Il faut garder à l’esprit que 12 Years a Slave sont les mémoires de Solomon Northup racontées et publiées par David Wilson. Claude Fohlen met en garde : « La plupart des biographies, qui ont été recueillies par des Blancs, souvent abolitionnistes, auprès de fugitifs, doivent être utilisées avec précaution. » xii Ces écrits sont en effets susceptibles d’être biaisés sous la plume de militants abolitionnistes blancs, ou parce qu’ils étaient destinés à un public qu’il fallait convaincre de la nécessité d’abolir l’esclavage dans l’Union, suivant le modèle des États dans lesquels ils vivaient.
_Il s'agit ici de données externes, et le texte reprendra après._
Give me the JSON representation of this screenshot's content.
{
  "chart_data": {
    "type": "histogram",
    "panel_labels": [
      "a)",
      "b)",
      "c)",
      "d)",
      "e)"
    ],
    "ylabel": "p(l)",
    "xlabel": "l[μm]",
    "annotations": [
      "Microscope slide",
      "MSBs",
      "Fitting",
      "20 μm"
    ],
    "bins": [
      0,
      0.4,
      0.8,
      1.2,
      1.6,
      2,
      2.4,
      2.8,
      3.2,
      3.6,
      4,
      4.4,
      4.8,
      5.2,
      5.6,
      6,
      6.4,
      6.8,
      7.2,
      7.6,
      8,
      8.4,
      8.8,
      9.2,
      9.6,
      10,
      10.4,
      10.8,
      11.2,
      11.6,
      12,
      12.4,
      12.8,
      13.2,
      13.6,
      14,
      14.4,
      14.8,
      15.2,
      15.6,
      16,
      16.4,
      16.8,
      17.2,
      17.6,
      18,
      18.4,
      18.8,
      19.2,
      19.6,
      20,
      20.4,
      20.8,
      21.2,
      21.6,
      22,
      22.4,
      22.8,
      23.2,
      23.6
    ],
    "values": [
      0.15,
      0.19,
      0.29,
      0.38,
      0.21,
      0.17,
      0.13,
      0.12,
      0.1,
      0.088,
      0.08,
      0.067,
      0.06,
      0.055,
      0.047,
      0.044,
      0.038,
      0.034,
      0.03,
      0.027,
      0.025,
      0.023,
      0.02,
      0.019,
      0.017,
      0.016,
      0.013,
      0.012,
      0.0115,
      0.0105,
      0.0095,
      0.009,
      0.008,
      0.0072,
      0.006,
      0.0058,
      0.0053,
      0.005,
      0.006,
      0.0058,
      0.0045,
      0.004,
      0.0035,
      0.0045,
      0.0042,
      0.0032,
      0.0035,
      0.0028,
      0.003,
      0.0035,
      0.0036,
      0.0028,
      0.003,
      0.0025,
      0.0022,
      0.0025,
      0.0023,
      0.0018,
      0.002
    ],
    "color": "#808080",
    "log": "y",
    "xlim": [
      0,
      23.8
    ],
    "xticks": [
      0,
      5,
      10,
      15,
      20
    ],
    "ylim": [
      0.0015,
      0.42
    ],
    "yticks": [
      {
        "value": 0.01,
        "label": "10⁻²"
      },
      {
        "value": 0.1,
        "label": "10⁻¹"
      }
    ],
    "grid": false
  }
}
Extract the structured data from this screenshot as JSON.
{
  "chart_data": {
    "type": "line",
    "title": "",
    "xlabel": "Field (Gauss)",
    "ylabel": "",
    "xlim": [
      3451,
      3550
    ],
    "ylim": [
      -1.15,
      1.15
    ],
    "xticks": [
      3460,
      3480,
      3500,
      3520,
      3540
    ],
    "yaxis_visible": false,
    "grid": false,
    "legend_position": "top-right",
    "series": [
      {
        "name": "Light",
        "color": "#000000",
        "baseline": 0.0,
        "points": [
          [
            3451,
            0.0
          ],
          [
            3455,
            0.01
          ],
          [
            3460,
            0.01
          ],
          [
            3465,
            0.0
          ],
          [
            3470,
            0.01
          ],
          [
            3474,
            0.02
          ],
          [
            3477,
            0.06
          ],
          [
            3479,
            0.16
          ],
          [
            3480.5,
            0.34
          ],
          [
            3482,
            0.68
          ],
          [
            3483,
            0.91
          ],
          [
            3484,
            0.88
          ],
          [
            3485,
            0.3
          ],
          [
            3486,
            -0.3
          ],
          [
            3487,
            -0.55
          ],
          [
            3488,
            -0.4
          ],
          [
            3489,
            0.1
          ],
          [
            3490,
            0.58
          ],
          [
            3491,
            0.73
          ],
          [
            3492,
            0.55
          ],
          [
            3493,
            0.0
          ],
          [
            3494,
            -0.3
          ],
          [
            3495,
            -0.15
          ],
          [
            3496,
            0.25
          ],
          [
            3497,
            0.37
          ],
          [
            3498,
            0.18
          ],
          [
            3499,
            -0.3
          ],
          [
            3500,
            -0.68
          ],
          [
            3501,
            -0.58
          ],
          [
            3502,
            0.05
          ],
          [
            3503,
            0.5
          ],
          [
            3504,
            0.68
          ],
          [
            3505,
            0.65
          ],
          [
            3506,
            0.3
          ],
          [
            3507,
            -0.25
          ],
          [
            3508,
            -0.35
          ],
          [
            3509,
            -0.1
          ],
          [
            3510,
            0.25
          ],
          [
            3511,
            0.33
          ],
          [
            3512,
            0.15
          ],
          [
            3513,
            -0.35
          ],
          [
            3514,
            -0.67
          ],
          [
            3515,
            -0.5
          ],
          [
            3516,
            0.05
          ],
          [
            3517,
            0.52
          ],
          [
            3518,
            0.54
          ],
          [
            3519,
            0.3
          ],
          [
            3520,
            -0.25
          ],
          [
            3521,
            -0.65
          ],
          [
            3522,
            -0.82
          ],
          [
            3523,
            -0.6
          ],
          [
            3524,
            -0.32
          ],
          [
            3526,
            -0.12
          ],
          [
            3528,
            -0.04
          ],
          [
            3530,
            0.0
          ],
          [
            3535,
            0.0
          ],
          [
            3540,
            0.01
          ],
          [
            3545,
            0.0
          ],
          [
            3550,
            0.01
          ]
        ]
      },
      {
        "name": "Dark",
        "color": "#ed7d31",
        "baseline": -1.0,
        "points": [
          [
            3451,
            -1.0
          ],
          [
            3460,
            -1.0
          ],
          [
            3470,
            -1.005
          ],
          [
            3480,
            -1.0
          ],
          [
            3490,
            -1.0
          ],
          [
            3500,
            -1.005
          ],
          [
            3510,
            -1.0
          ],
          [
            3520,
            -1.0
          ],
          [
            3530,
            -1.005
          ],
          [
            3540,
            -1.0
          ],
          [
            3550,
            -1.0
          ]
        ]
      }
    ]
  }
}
S’adressant à une société discriminante, on peut raisonnablement penser que Northup ou son éditeur ont exercé une forme d’autocensure. Le film manque une opportunité de prendre du recul par rapport au texte original et par la même occasion alimente une représentation binaire inexacte : les « gentils » États du Nord abolitionnistes contre les États du Sud profond, esclavagistes et diabolisés.

Dans les États du Nord, on l’a vu, la réalité est plus complexe. L’esclavage n’a été aboli que graduellement et ne constitue pas une priorité dans l’agenda politique de l’Union fédérale, sans compter les droits civiques des noir-e-s libres. Une large partie du dernier chapitre de 12 Years a Slave raconte les poursuites judiciaires à l’encontre des kidnappeurs de Northup, qui furent tous acquittés : ces éléments sont absents de l’adaptation, alors qu’ils auraient permis de questionner l’égalité effective des droits des noir-e-s devant les tribunaux blancs des États du Nord. Mais on peut aussi reprocher la vision des propriétaires d’esclaves offerte par le film au regard du texte original. Ceux-ci sont en effet systématiquement représentés sous un jour négatif alors que le récit de Northup est plus nuancé, voir tout à fait laudateur sur certains propriétaires. C’est le cas de William Ford, par exemple, mais aussi d’une propriétaire qui n’apparaît pas dans le film :

« I dwell with delight upon the description of this fair and gentle lady, not only because she inspired me with emotions of gratitude and admiration, but because I would have the reader understand that all slave-owners on Bayou Boeuf are not like Epps, or Tibeats, or Jim Burns. Occasionally can be found, rarely it may be, indeed, a good man like William Ford, or an angel of kindness like young Mistress McCoy. »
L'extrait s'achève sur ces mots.